Um dia desses que ficam atrás, o tio Manoel me explicou que a memória não é indiferente, escolhe
o que quer lembrar pra seguir em frente. A África de hoje não é a África da avó
da avó, a nêga Laetitia era filha de alguém, chegou aqui, filha de ninguém, num
tempo de entrada e saída dos escravos pra enchimento dos bolsos. Tudo que temos
tiramos de alguém, por isso a memória não pode ser desinteressada
— Meu amigo, Fumaça, se permite um conselho,
gostaria de lembrar um jargão jornalístico, ‘Desgraça velha, e sempre a mesma,
não perturba ninguém’, são as memórias da morte.

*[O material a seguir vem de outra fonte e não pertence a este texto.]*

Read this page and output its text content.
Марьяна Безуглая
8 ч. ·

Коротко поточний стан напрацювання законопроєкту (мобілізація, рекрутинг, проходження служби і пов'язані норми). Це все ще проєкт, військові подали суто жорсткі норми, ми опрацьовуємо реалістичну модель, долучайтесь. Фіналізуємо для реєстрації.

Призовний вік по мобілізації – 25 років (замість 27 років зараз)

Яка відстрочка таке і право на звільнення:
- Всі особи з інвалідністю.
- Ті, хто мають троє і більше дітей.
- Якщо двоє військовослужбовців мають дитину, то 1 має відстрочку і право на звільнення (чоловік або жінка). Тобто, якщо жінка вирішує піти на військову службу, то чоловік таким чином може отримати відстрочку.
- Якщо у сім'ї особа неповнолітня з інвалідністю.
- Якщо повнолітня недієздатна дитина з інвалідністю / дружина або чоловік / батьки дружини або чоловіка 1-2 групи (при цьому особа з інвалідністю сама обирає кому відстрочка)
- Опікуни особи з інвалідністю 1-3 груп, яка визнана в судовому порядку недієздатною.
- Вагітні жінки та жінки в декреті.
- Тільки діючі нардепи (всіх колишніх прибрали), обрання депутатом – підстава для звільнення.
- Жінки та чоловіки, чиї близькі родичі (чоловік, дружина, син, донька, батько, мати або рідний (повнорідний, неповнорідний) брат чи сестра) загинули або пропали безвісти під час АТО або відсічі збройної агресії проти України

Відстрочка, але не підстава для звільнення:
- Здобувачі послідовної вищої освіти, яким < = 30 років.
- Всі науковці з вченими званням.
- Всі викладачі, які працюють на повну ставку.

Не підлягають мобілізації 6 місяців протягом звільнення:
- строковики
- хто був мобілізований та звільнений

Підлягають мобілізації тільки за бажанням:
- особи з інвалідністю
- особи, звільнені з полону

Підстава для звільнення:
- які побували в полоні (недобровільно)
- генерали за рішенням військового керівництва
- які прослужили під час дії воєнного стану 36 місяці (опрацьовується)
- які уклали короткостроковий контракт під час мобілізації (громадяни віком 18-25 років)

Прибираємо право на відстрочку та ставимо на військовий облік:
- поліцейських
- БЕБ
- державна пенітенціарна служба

— A morte só existe porque temos
lembranças da vida.
O
casarão ficou em silêncio, nada saia ou chegava, nem os navios negreiros
chegavam e saiam de lá, antes de embarcar, os pretos arrodiando na Árvore do
Esquecimento, até que os brancos descobriram a árvore e roubaram o
esquecimento. Não lembrar dói, então, é preciso escolher o que lembrar. O
Fumaça estica o braço curto até o escritista. O bixo da seda troca de mão, vai
e volta de lá, sumindo com o esquecimento
— Fumaça!
— A avó continuava chamando.
— Eu já disse que tenho ouvido de escutar.
— Então, homem... dá continuação na
história.
O
Fumaça apertou o bixo entre o polegar e o indicador, antes de continuar puxou
fundo o ar
— Fui até os bolsos da bermuda do Tigão —
o Tigão foi o meu irmão de mais idade, que ainda não tinha se perdido pro
pulícia. Peguei um punhado de fumo picado e dei pra avó. Ela enrolou na palha
do milho. Tava nervosa de tanto me gritar o nome e não ter resposta
— Neinho, mal-criado... fez a avó esperá.
Daquele
fumo fez dois cigarros de palha. Antes da avó incendiar o palheiro, eu sumi.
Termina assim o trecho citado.